The origins of this song are unclear, although it pre-dates the 1861–1865 American Civil War. American folklorist, Dorothy Scarborough (1878–1935). noted in her 1925 book On the Trail of Negro Folk-Songs, that several people remember hearing the song before the war and her sister, Mrs. George Scarborough, learned the song from a man who had known the song during his earliest childhood from slaves singing it on plantations in Louisiana. Both the dance and the song had as many variants as the old old folk song that it is.
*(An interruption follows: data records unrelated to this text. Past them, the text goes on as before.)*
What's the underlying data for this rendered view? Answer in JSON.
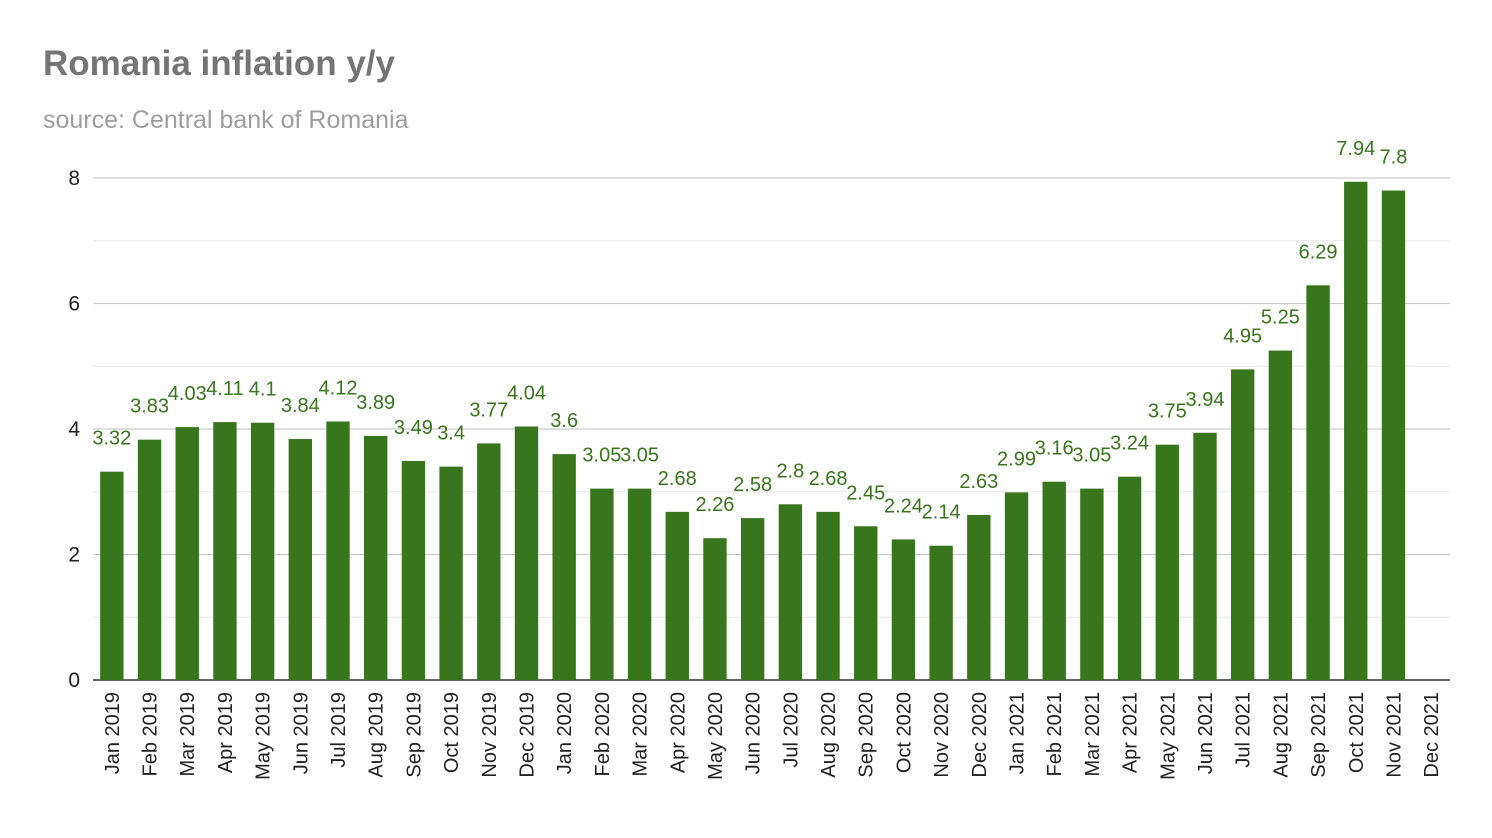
{
  "chart_data": {
    "type": "bar",
    "title": "Romania inflation y/y",
    "subtitle": "source: Central bank of Romania",
    "xlabel": "",
    "ylabel": "",
    "ylim": [
      0,
      8
    ],
    "yticks": [
      "0",
      "2",
      "4",
      "6",
      "8"
    ],
    "bar_color": "#38761d",
    "label_color": "#38761d",
    "grid": true,
    "categories": [
      "Jan 2019",
      "Feb 2019",
      "Mar 2019",
      "Apr 2019",
      "May 2019",
      "Jun 2019",
      "Jul 2019",
      "Aug 2019",
      "Sep 2019",
      "Oct 2019",
      "Nov 2019",
      "Dec 2019",
      "Jan 2020",
      "Feb 2020",
      "Mar 2020",
      "Apr 2020",
      "May 2020",
      "Jun 2020",
      "Jul 2020",
      "Aug 2020",
      "Sep 2020",
      "Oct 2020",
      "Nov 2020",
      "Dec 2020",
      "Jan 2021",
      "Feb 2021",
      "Mar 2021",
      "Apr 2021",
      "May 2021",
      "Jun 2021",
      "Jul 2021",
      "Aug 2021",
      "Sep 2021",
      "Oct 2021",
      "Nov 2021",
      "Dec 2021"
    ],
    "values": [
      3.32,
      3.83,
      4.03,
      4.11,
      4.1,
      3.84,
      4.12,
      3.89,
      3.49,
      3.4,
      3.77,
      4.04,
      3.6,
      3.05,
      3.05,
      2.68,
      2.26,
      2.58,
      2.8,
      2.68,
      2.45,
      2.24,
      2.14,
      2.63,
      2.99,
      3.16,
      3.05,
      3.24,
      3.75,
      3.94,
      4.95,
      5.25,
      6.29,
      7.94,
      7.8,
      null
    ],
    "labels": [
      "3.32",
      "3.83",
      "4.03",
      "4.11",
      "4.1",
      "3.84",
      "4.12",
      "3.89",
      "3.49",
      "3.4",
      "3.77",
      "4.04",
      "3.6",
      "3.05",
      "3.05",
      "2.68",
      "2.26",
      "2.58",
      "2.8",
      "2.68",
      "2.45",
      "2.24",
      "2.14",
      "2.63",
      "2.99",
      "3.16",
      "3.05",
      "3.24",
      "3.75",
      "3.94",
      "4.95",
      "5.25",
      "6.29",
      "7.94",
      "7.8",
      ""
    ]
  }
}
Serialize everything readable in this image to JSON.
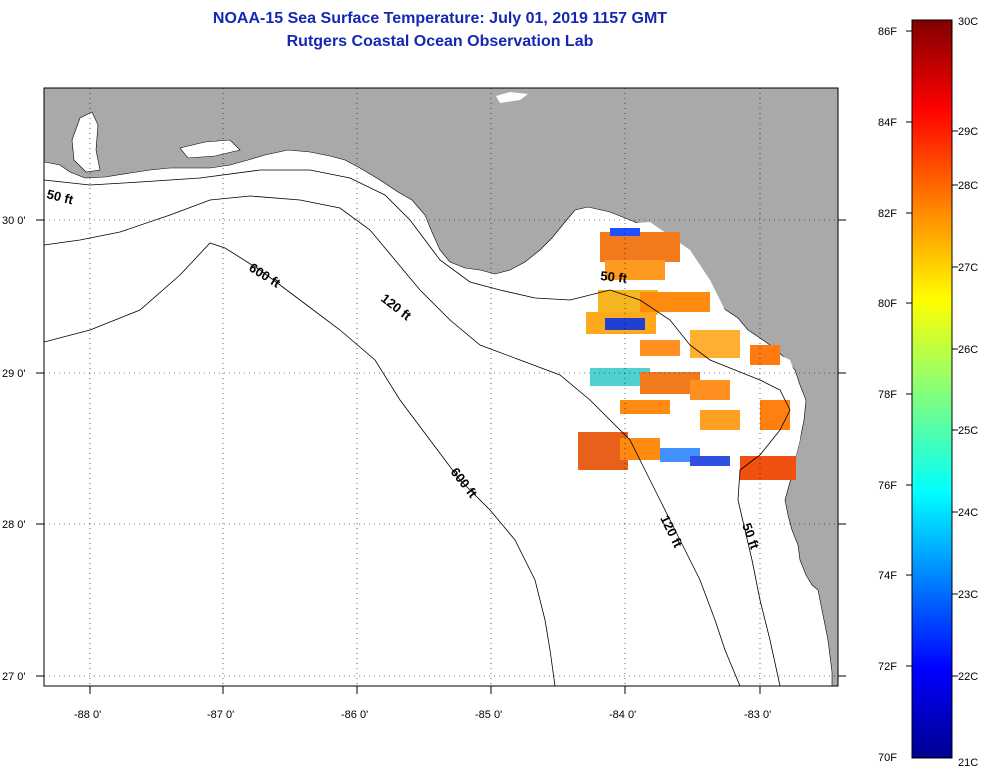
{
  "title": {
    "line1": "NOAA-15 Sea Surface Temperature:  July 01, 2019 1157 GMT",
    "line2": "Rutgers Coastal Ocean Observation Lab"
  },
  "map": {
    "longitude_labels": [
      "-88 0'",
      "-87 0'",
      "-86 0'",
      "-85 0'",
      "-84 0'",
      "-83 0'"
    ],
    "latitude_labels": [
      "30 0'",
      "29 0'",
      "28 0'",
      "27 0'"
    ],
    "depth_labels": {
      "d50_west": "50 ft",
      "d600_north": "600 ft",
      "d120_north": "120 ft",
      "d50_bigbend": "50 ft",
      "d600_south": "600 ft",
      "d120_south": "120 ft",
      "d50_south": "50 ft"
    },
    "colors": {
      "land": "#a9a9a9",
      "ocean": "#ffffff"
    }
  },
  "colorbar": {
    "fahrenheit_labels": [
      "86F",
      "84F",
      "82F",
      "80F",
      "78F",
      "76F",
      "74F",
      "72F",
      "70F"
    ],
    "celsius_labels": [
      "30C",
      "29C",
      "28C",
      "27C",
      "26C",
      "25C",
      "24C",
      "23C",
      "22C",
      "21C"
    ],
    "range_f": [
      70,
      86
    ],
    "range_c": [
      21,
      30
    ]
  }
}
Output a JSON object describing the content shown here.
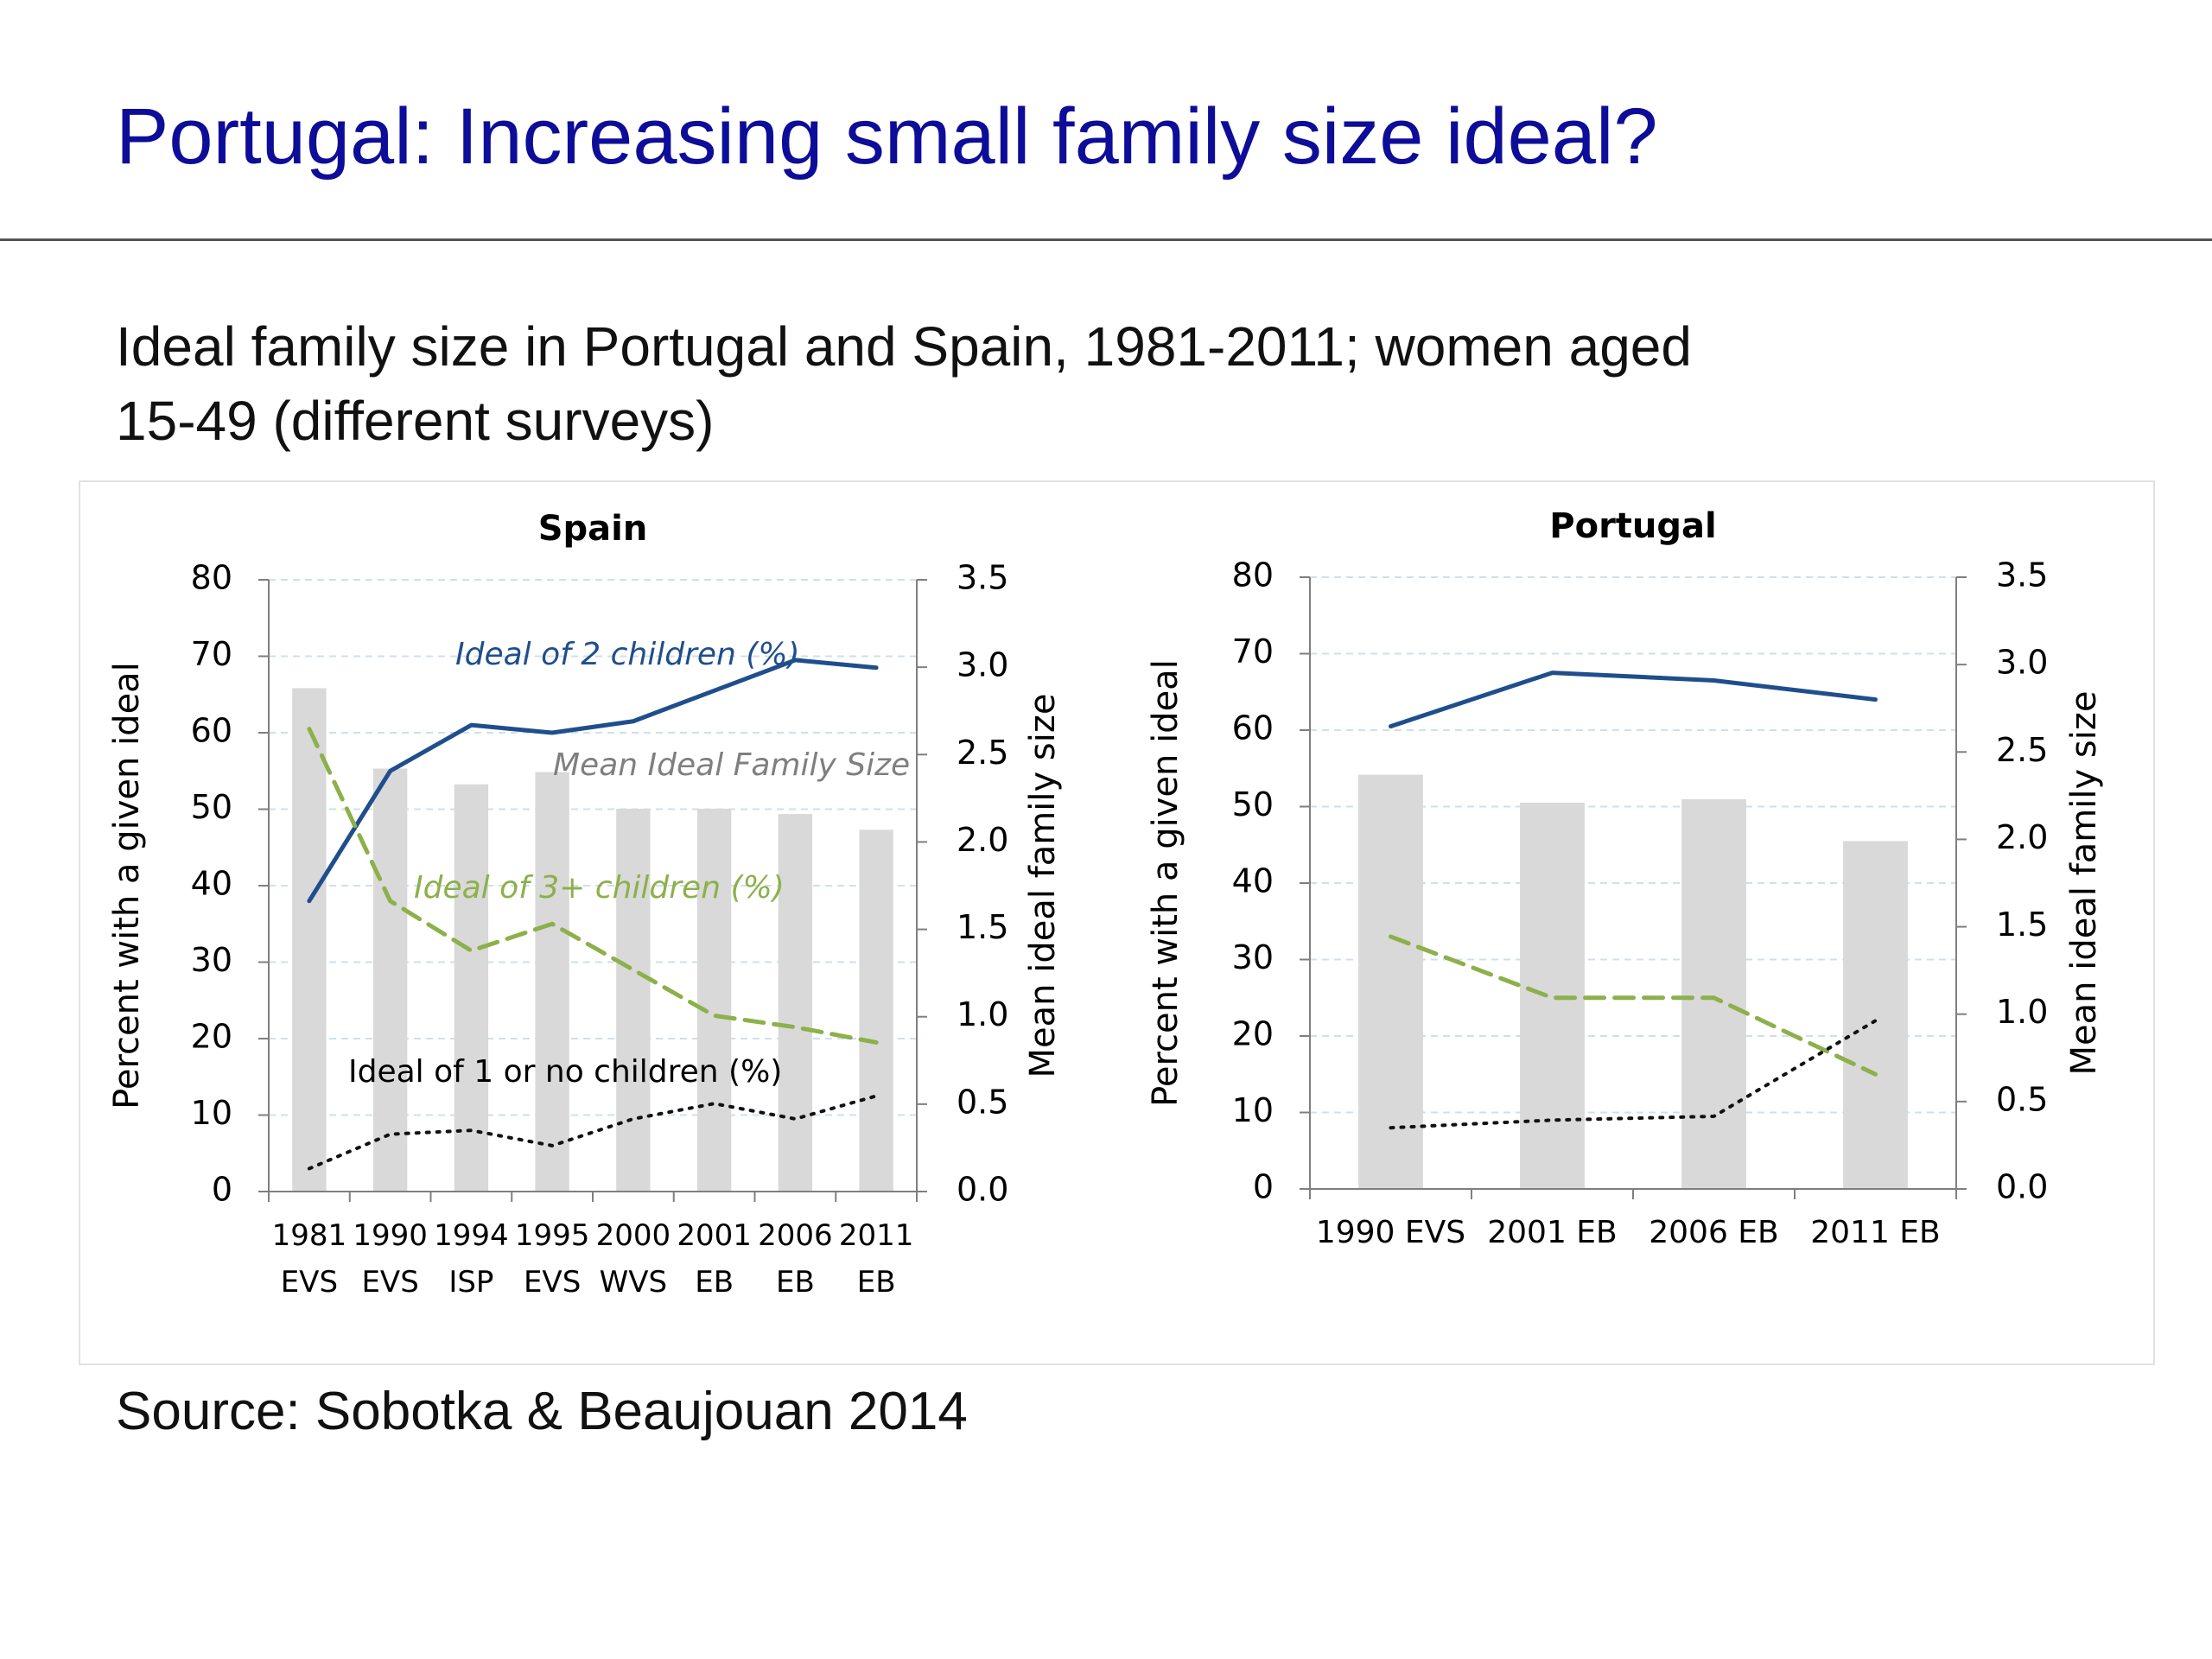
{
  "slide": {
    "title": "Portugal: Increasing small family size ideal?",
    "subtitle_line1": "Ideal family size in Portugal and Spain, 1981-2011; women aged",
    "subtitle_line2": "15-49 (different surveys)",
    "source": "Source: Sobotka & Beaujouan 2014"
  },
  "colors": {
    "title": "#0d0d99",
    "ideal2": "#1f4e8c",
    "ideal3plus": "#8db04a",
    "ideal1orless": "#111111",
    "bars": "#d9d9d9",
    "grid": "#cfe0ea"
  },
  "chart_data": [
    {
      "type": "bar+line",
      "title": "Spain",
      "ylabel": "Percent with a given ideal",
      "y2label": "Mean ideal family size",
      "ylim": [
        0,
        80
      ],
      "y2lim": [
        0,
        3.5
      ],
      "yticks": [
        "0",
        "10",
        "20",
        "30",
        "40",
        "50",
        "60",
        "70",
        "80"
      ],
      "y2ticks": [
        "0.0",
        "0.5",
        "1.0",
        "1.5",
        "2.0",
        "2.5",
        "3.0",
        "3.5"
      ],
      "grid": true,
      "categories": [
        [
          "1981",
          "EVS"
        ],
        [
          "1990",
          "EVS"
        ],
        [
          "1994",
          "ISP"
        ],
        [
          "1995",
          "EVS"
        ],
        [
          "2000",
          "WVS"
        ],
        [
          "2001",
          "EB"
        ],
        [
          "2006",
          "EB"
        ],
        [
          "2011",
          "EB"
        ]
      ],
      "bars": {
        "name": "Mean Ideal Family Size",
        "axis": "right",
        "values": [
          2.88,
          2.42,
          2.33,
          2.4,
          2.19,
          2.19,
          2.16,
          2.07
        ]
      },
      "series": [
        {
          "name": "Ideal of 2 children (%)",
          "style": "solid",
          "values": [
            38,
            55,
            61,
            60,
            61.5,
            65.5,
            69.5,
            68.5
          ]
        },
        {
          "name": "Ideal of 3+ children (%)",
          "style": "dashed",
          "values": [
            60.5,
            38,
            31.5,
            35,
            29,
            23,
            21.5,
            19.5
          ]
        },
        {
          "name": "Ideal of 1 or no children (%)",
          "style": "dotted",
          "values": [
            3,
            7.5,
            8,
            6,
            9.5,
            11.5,
            9.5,
            12.5
          ]
        }
      ],
      "labels": [
        {
          "text": "Ideal of 2 children (%)",
          "series": 0
        },
        {
          "text": "Mean Ideal Family Size",
          "series": "bars"
        },
        {
          "text": "Ideal of 3+ children (%)",
          "series": 1
        },
        {
          "text": "Ideal of 1 or no children  (%)",
          "series": 2
        }
      ]
    },
    {
      "type": "bar+line",
      "title": "Portugal",
      "ylabel": "Percent with a given ideal",
      "y2label": "Mean ideal family size",
      "ylim": [
        0,
        80
      ],
      "y2lim": [
        0,
        3.5
      ],
      "yticks": [
        "0",
        "10",
        "20",
        "30",
        "40",
        "50",
        "60",
        "70",
        "80"
      ],
      "y2ticks": [
        "0.0",
        "0.5",
        "1.0",
        "1.5",
        "2.0",
        "2.5",
        "3.0",
        "3.5"
      ],
      "grid": true,
      "categories": [
        [
          "1990 EVS"
        ],
        [
          "2001 EB"
        ],
        [
          "2006 EB"
        ],
        [
          "2011 EB"
        ]
      ],
      "bars": {
        "name": "Mean ideal family size",
        "axis": "right",
        "values": [
          2.37,
          2.21,
          2.23,
          1.99
        ]
      },
      "series": [
        {
          "name": "Ideal of 2 children (%)",
          "style": "solid",
          "values": [
            60.5,
            67.5,
            66.5,
            64
          ]
        },
        {
          "name": "Ideal of 3+ children (%)",
          "style": "dashed",
          "values": [
            33,
            25,
            25,
            15
          ]
        },
        {
          "name": "Ideal of 1 or no children (%)",
          "style": "dotted",
          "values": [
            8,
            9,
            9.5,
            22
          ]
        }
      ],
      "labels": []
    }
  ]
}
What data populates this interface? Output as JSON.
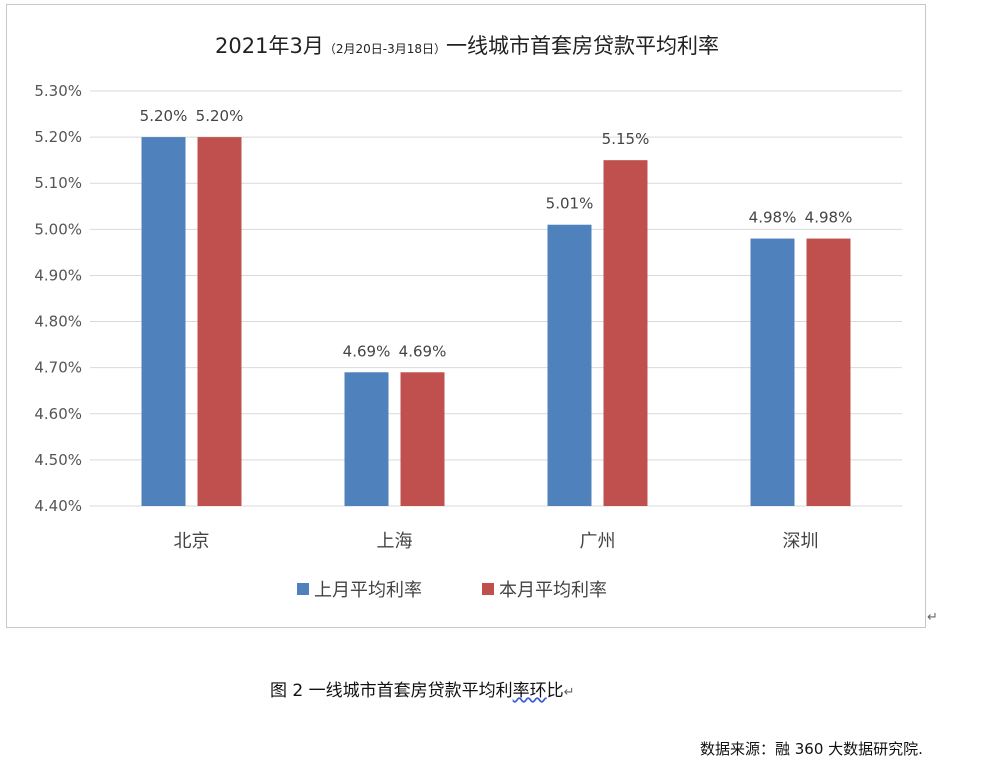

American publishing house, Harper and Brothers, published a version in 1882, heard by author Louise Clarke Pyrnelle (born 1850) on the Alabama plantation of her father when she was a child, that was later republished in 1910:

"Cotton-eyed Joe, Cotton-eyed Joe,
What did make you sarve me so,
Fur ter take my gal erway fum me,
An' cyar her plum ter Tennessee?
Ef it hadn't ben fur Cotton-eyed Joe,
I'd er been married long ergo.
"His eyes wuz crossed, an' his nose wuz flat,
An' his teef wuz out, but wat uv dat?
Fur he wuz tall, an' he wuz slim,
An' so my gal she follered him.
Ef it hadn't ben fur Cotton-eyed Joe,
I'd er been married long ergo.
"No gal so hansum could be foun',
Not in all dis country roun',
Wid her kinky head, an' her eyes so bright,
Wid her lips so red an' her teef so white.
Ef it hadn't ben fur Cotton-eyed Joe,
I'd been married long ergo.
"An* I loved dat gal wid all my heart,
An' she swo' fum me she'd never part;
But den wid Joe she runned away,
An' lef' me hyear fur ter weep all day.
O Cotton-eyed Joe, O Cotton-eyed Joe,
What did make you sarve me so?
O Joe, ef it hadn't er ben fur you,
I'd er married dat gal fur true."

By 1884, the same year Mark Twain's Adventures of Huckleberry Finn was published, the fiddle based song was referred to as "an old, familiar air."

Notes

  • Although the song is in the public domain, any modern-day recorded versions (such as by the Rednex) are NOT.